Man ist versucht zu fragen, ob Wahlen, die unweigerlich auch zu einer Zurückweisung einladen, für Modi überhaupt sinnvoll sind. Nach 10 Jahren an der Macht sind die Wähler möglicherweise in der Stimmung, ihm eine Überraschung zu bereiten. Umfragen zeigen, dass die Inder am meisten über Arbeitslosigkeit, Inflation und Einkommensunsicherheit besorgt sind. In diesen Bereichen hat Modi eine schlechte Bilanz vorzuweisen - eine Schwachstelle, auf die die Opposition immer wieder hinweist. Die meisten Wahlberechtigten geben an, dass die Korruption unter Modi schlimmer geworden sei. Das überrascht kaum, denn das aktuelle Wirtschaftswachstum kommt so unverhältnismäßig stark den Reichen zugute, dass Indien heute ungleicher ist als zu Zeiten der Kolonialherrschaft.»

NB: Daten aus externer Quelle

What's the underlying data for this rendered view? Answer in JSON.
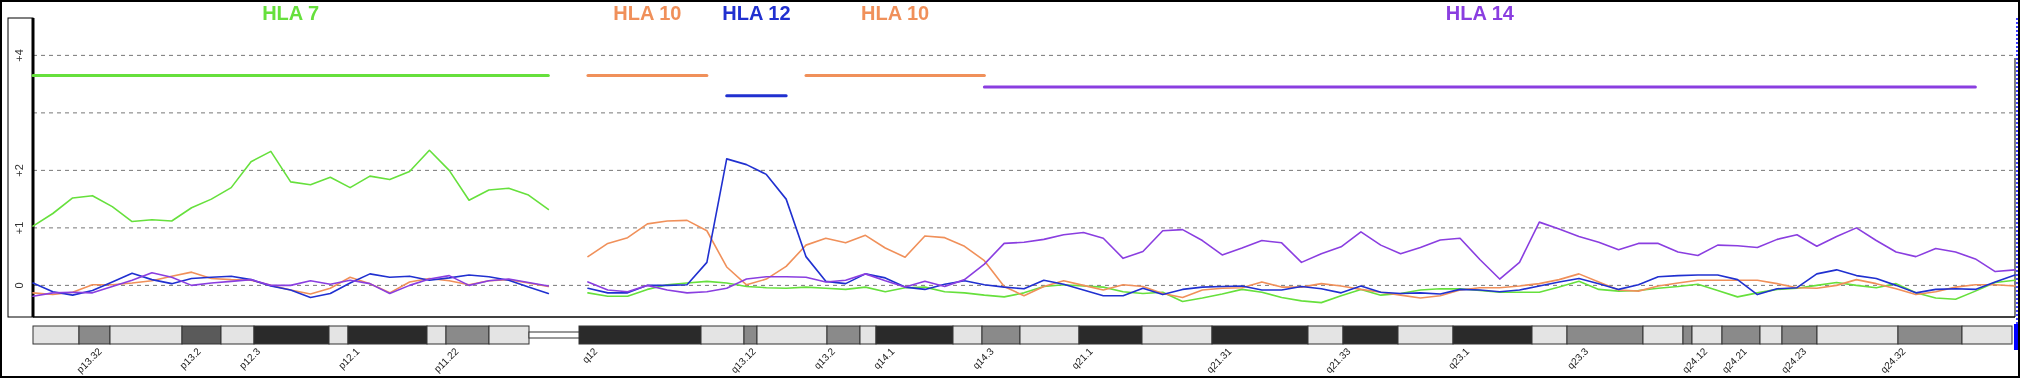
{
  "chart_data": {
    "type": "line",
    "ylim": [
      -0.55,
      4.65
    ],
    "categories": [
      null,
      null,
      null,
      "p13.32",
      null,
      null,
      null,
      null,
      "p13.2",
      null,
      null,
      "p12.3",
      null,
      null,
      null,
      null,
      "p12.1",
      null,
      null,
      null,
      null,
      "p11.22",
      null,
      null,
      null,
      null,
      null,
      null,
      "q12",
      null,
      null,
      null,
      null,
      null,
      null,
      null,
      "q13.12",
      null,
      null,
      null,
      "q13.2",
      null,
      null,
      "q14.1",
      null,
      null,
      null,
      null,
      "q14.3",
      null,
      null,
      null,
      null,
      "q21.1",
      null,
      null,
      null,
      null,
      null,
      null,
      "q21.31",
      null,
      null,
      null,
      null,
      null,
      "q21.33",
      null,
      null,
      null,
      null,
      null,
      "q23.1",
      null,
      null,
      null,
      null,
      null,
      "q23.3",
      null,
      null,
      null,
      null,
      null,
      "q24.12",
      null,
      "q24.21",
      null,
      null,
      "q24.23",
      null,
      null,
      null,
      null,
      "q24.32",
      null,
      null,
      null,
      null,
      null,
      null
    ],
    "yticks": [
      0,
      {
        "value": 1,
        "label": "+1"
      },
      {
        "value": 2,
        "label": "+2"
      },
      {
        "value": 3,
        "label": null
      },
      {
        "value": 4,
        "label": "+4"
      }
    ],
    "grid": "y",
    "series": [
      {
        "name": "HLA 7",
        "color": "#66e03c",
        "values": [
          3.65,
          3.65,
          3.65,
          3.65,
          3.65,
          3.65,
          3.65,
          3.65,
          3.65,
          3.65,
          3.65,
          3.65,
          3.65,
          3.65,
          3.65,
          3.65,
          3.65,
          3.65,
          3.65,
          3.65,
          3.65,
          3.65,
          3.65,
          3.65,
          3.65,
          3.65,
          3.65,
          null,
          null,
          null,
          null,
          null,
          null,
          null,
          null,
          null,
          null,
          null,
          null,
          null,
          null,
          null,
          null,
          null,
          null,
          null,
          null,
          null,
          null,
          null,
          null,
          null,
          null,
          null,
          null,
          null,
          null,
          null,
          null,
          null,
          null,
          null,
          null,
          null,
          null,
          null,
          null,
          null,
          null,
          null,
          null,
          null,
          null,
          null,
          null,
          null,
          null,
          null,
          null,
          null,
          null,
          null,
          null,
          null,
          null,
          null,
          null,
          null,
          null,
          null,
          null,
          null,
          null,
          null,
          null,
          null,
          null,
          null,
          null,
          null,
          null
        ]
      },
      {
        "name": "HLA 10",
        "color": "#f0905a",
        "values": [
          null,
          null,
          null,
          null,
          null,
          null,
          null,
          null,
          null,
          null,
          null,
          null,
          null,
          null,
          null,
          null,
          null,
          null,
          null,
          null,
          null,
          null,
          null,
          null,
          null,
          null,
          null,
          null,
          3.65,
          3.65,
          3.65,
          3.65,
          3.65,
          3.65,
          3.65,
          null,
          null,
          null,
          null,
          null,
          null,
          null,
          null,
          null,
          null,
          null,
          null,
          null,
          null,
          null,
          null,
          null,
          null,
          null,
          null,
          null,
          null,
          null,
          null,
          null,
          null,
          null,
          null,
          null,
          null,
          null,
          null,
          null,
          null,
          null,
          null,
          null,
          null,
          null,
          null,
          null,
          null,
          null,
          null,
          null,
          null,
          null,
          null,
          null,
          null,
          null,
          null,
          null,
          null,
          null,
          null,
          null,
          null,
          null,
          null,
          null,
          null,
          null,
          null,
          null,
          null
        ]
      },
      {
        "name": "HLA 12",
        "color": "#2030d0",
        "values": [
          null,
          null,
          null,
          null,
          null,
          null,
          null,
          null,
          null,
          null,
          null,
          null,
          null,
          null,
          null,
          null,
          null,
          null,
          null,
          null,
          null,
          null,
          null,
          null,
          null,
          null,
          null,
          null,
          null,
          null,
          null,
          null,
          null,
          null,
          null,
          3.3,
          3.3,
          3.3,
          3.3,
          null,
          null,
          null,
          null,
          null,
          null,
          null,
          null,
          null,
          null,
          null,
          null,
          null,
          null,
          null,
          null,
          null,
          null,
          null,
          null,
          null,
          null,
          null,
          null,
          null,
          null,
          null,
          null,
          null,
          null,
          null,
          null,
          null,
          null,
          null,
          null,
          null,
          null,
          null,
          null,
          null,
          null,
          null,
          null,
          null,
          null,
          null,
          null,
          null,
          null,
          null,
          null,
          null,
          null,
          null,
          null,
          null,
          null,
          null,
          null,
          null,
          null
        ]
      },
      {
        "name": "HLA 10",
        "color": "#f0905a",
        "values": [
          null,
          null,
          null,
          null,
          null,
          null,
          null,
          null,
          null,
          null,
          null,
          null,
          null,
          null,
          null,
          null,
          null,
          null,
          null,
          null,
          null,
          null,
          null,
          null,
          null,
          null,
          null,
          null,
          null,
          null,
          null,
          null,
          null,
          null,
          null,
          null,
          null,
          null,
          null,
          3.65,
          3.65,
          3.65,
          3.65,
          3.65,
          3.65,
          3.65,
          3.65,
          3.65,
          3.65,
          null,
          null,
          null,
          null,
          null,
          null,
          null,
          null,
          null,
          null,
          null,
          null,
          null,
          null,
          null,
          null,
          null,
          null,
          null,
          null,
          null,
          null,
          null,
          null,
          null,
          null,
          null,
          null,
          null,
          null,
          null,
          null,
          null,
          null,
          null,
          null,
          null,
          null,
          null,
          null,
          null,
          null,
          null,
          null,
          null,
          null,
          null,
          null,
          null,
          null,
          null,
          null
        ]
      },
      {
        "name": "HLA 14",
        "color": "#8a3ee0",
        "values": [
          null,
          null,
          null,
          null,
          null,
          null,
          null,
          null,
          null,
          null,
          null,
          null,
          null,
          null,
          null,
          null,
          null,
          null,
          null,
          null,
          null,
          null,
          null,
          null,
          null,
          null,
          null,
          null,
          null,
          null,
          null,
          null,
          null,
          null,
          null,
          null,
          null,
          null,
          null,
          null,
          null,
          null,
          null,
          null,
          null,
          null,
          null,
          null,
          3.45,
          3.45,
          3.45,
          3.45,
          3.45,
          3.45,
          3.45,
          3.45,
          3.45,
          3.45,
          3.45,
          3.45,
          3.45,
          3.45,
          3.45,
          3.45,
          3.45,
          3.45,
          3.45,
          3.45,
          3.45,
          3.45,
          3.45,
          3.45,
          3.45,
          3.45,
          3.45,
          3.45,
          3.45,
          3.45,
          3.45,
          3.45,
          3.45,
          3.45,
          3.45,
          3.45,
          3.45,
          3.45,
          3.45,
          3.45,
          3.45,
          3.45,
          3.45,
          3.45,
          3.45,
          3.45,
          3.45,
          3.45,
          3.45,
          3.45,
          3.45,
          null,
          null
        ]
      },
      {
        "color": "#66e03c",
        "values": [
          1.03,
          1.25,
          1.52,
          1.56,
          1.37,
          1.11,
          1.14,
          1.12,
          1.35,
          1.5,
          1.7,
          2.15,
          2.33,
          1.8,
          1.75,
          1.88,
          1.7,
          1.9,
          1.84,
          1.98,
          2.35,
          2.0,
          1.48,
          1.66,
          1.69,
          1.57,
          1.32,
          null,
          -0.13,
          -0.19,
          -0.19,
          -0.07,
          0.01,
          0.04,
          0.07,
          0.04,
          -0.02,
          -0.04,
          -0.05,
          -0.03,
          -0.05,
          -0.07,
          -0.03,
          -0.11,
          -0.04,
          -0.03,
          -0.11,
          -0.13,
          -0.17,
          -0.2,
          -0.13,
          -0.02,
          0.01,
          -0.01,
          -0.03,
          -0.11,
          -0.14,
          -0.12,
          -0.28,
          -0.22,
          -0.15,
          -0.07,
          -0.12,
          -0.21,
          -0.27,
          -0.3,
          -0.18,
          -0.07,
          -0.17,
          -0.14,
          -0.08,
          -0.06,
          -0.06,
          -0.09,
          -0.12,
          -0.12,
          -0.12,
          -0.03,
          0.07,
          -0.07,
          -0.1,
          -0.09,
          -0.05,
          -0.02,
          0.02,
          -0.09,
          -0.2,
          -0.13,
          -0.07,
          -0.05,
          0.0,
          0.05,
          0.0,
          -0.04,
          0.03,
          -0.13,
          -0.22,
          -0.24,
          -0.1,
          0.05,
          0.09
        ]
      },
      {
        "color": "#f0905a",
        "values": [
          -0.13,
          -0.16,
          -0.12,
          0.01,
          0.01,
          0.04,
          0.08,
          0.16,
          0.23,
          0.12,
          0.1,
          0.09,
          0.0,
          -0.08,
          -0.15,
          -0.05,
          0.14,
          0.03,
          -0.13,
          0.06,
          0.12,
          0.08,
          0.01,
          0.08,
          0.1,
          0.04,
          -0.02,
          null,
          0.5,
          0.73,
          0.83,
          1.07,
          1.12,
          1.13,
          0.95,
          0.32,
          0.01,
          0.11,
          0.33,
          0.7,
          0.82,
          0.74,
          0.87,
          0.65,
          0.49,
          0.86,
          0.83,
          0.68,
          0.43,
          -0.02,
          -0.18,
          -0.02,
          0.08,
          0.0,
          -0.08,
          0.01,
          -0.02,
          -0.14,
          -0.21,
          -0.08,
          -0.05,
          -0.04,
          0.06,
          -0.03,
          -0.03,
          0.03,
          -0.01,
          -0.07,
          -0.12,
          -0.17,
          -0.22,
          -0.18,
          -0.08,
          -0.04,
          -0.04,
          -0.01,
          0.03,
          0.1,
          0.2,
          0.06,
          -0.08,
          -0.1,
          -0.01,
          0.04,
          0.09,
          0.09,
          0.09,
          0.09,
          0.03,
          -0.04,
          -0.05,
          0.0,
          0.1,
          0.03,
          -0.06,
          -0.16,
          -0.11,
          -0.03,
          0.01,
          0.01,
          -0.01
        ]
      },
      {
        "color": "#2030d0",
        "values": [
          0.04,
          -0.11,
          -0.17,
          -0.09,
          0.06,
          0.21,
          0.1,
          0.03,
          0.12,
          0.14,
          0.16,
          0.1,
          -0.01,
          -0.08,
          -0.21,
          -0.14,
          0.04,
          0.2,
          0.14,
          0.16,
          0.09,
          0.13,
          0.18,
          0.15,
          0.09,
          -0.03,
          -0.14,
          null,
          -0.05,
          -0.13,
          -0.13,
          0.0,
          0.0,
          0.01,
          0.4,
          2.2,
          2.1,
          1.93,
          1.5,
          0.5,
          0.07,
          0.03,
          0.2,
          0.13,
          -0.03,
          -0.07,
          0.02,
          0.08,
          0.01,
          -0.03,
          -0.06,
          0.09,
          0.02,
          -0.08,
          -0.18,
          -0.18,
          -0.05,
          -0.16,
          -0.07,
          -0.03,
          -0.02,
          -0.01,
          -0.08,
          -0.08,
          -0.02,
          -0.06,
          -0.13,
          -0.01,
          -0.12,
          -0.14,
          -0.13,
          -0.15,
          -0.07,
          -0.08,
          -0.11,
          -0.08,
          -0.01,
          0.06,
          0.12,
          0.03,
          -0.07,
          0.01,
          0.15,
          0.17,
          0.18,
          0.18,
          0.1,
          -0.16,
          -0.06,
          -0.04,
          0.2,
          0.27,
          0.17,
          0.12,
          0.0,
          -0.13,
          -0.07,
          -0.06,
          -0.07,
          0.06,
          0.18
        ]
      },
      {
        "color": "#8a3ee0",
        "values": [
          -0.19,
          -0.13,
          -0.12,
          -0.13,
          -0.02,
          0.09,
          0.22,
          0.14,
          0.0,
          0.04,
          0.07,
          0.1,
          0.0,
          0.0,
          0.08,
          0.02,
          0.09,
          0.03,
          -0.14,
          0.0,
          0.11,
          0.17,
          0.0,
          0.08,
          0.11,
          0.05,
          -0.01,
          null,
          0.06,
          -0.08,
          -0.11,
          0.0,
          -0.08,
          -0.13,
          -0.11,
          -0.05,
          0.11,
          0.15,
          0.15,
          0.14,
          0.06,
          0.09,
          0.2,
          0.08,
          -0.03,
          0.07,
          -0.02,
          0.1,
          0.37,
          0.73,
          0.75,
          0.8,
          0.88,
          0.92,
          0.82,
          0.47,
          0.59,
          0.95,
          0.97,
          0.78,
          0.53,
          0.65,
          0.78,
          0.74,
          0.4,
          0.55,
          0.67,
          0.93,
          0.7,
          0.55,
          0.66,
          0.79,
          0.82,
          0.45,
          0.11,
          0.4,
          1.1,
          0.98,
          0.85,
          0.75,
          0.62,
          0.73,
          0.73,
          0.58,
          0.52,
          0.7,
          0.69,
          0.66,
          0.8,
          0.88,
          0.68,
          0.85,
          1.0,
          0.78,
          0.58,
          0.5,
          0.64,
          0.58,
          0.46,
          0.24,
          0.27
        ]
      }
    ]
  }
}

«NZZ»: Ampel-Parteien sehen sich zum Durchwursteln gezwungen

ZÜRICH: Die «Neue Zürcher Zeitung» kommentiert am Donnerstag die Schwierigkeiten bei der Aufstellung des Bundeshaushalts für 2025:

«In einer solchen Lage gibt es aus ordnungspolitischer Sicht nur eine Antwort: Die Politik muss Prioritäten setzen. Der Staat müsste ein Konsolidierungsprogramm einleiten, das niemanden schont, alle Subventionen auf den Prüfstand stellt und auch vor Rentenreformen und einem gezielteren Einsatz der Sozialleistungen nicht zurückschreckt. Denn Steuererhöhungen sind im Hochsteuerland Deutschland keine Option, will es die internationale Wettbewerbsfähigkeit nicht weiter schwächen. Und höhere Schulden schaffen neue Probleme, unter anderem in Form noch höherer Zinslasten. (.)

Kein Wunder, hagelt es aus dem Kreis der Grünen und der Sozialdemokraten weiterhin Ideen zur Aussetzung oder Aufweichung der Schuldenbremse - was die FDP bis jetzt ablehnt. (.) Wie sich die «Ampel» in dieser Lage zu einem Haushalt durchringen soll, bleibt schleierhaft. Die Verhandlungen hätten das Potenzial, die Koalition zu sprengen - wären nicht die Umfragewerte aller drei Parteien so schlecht, dass sie zum gemeinsamen Sichdurchwursteln fast schon gezwungen sind.»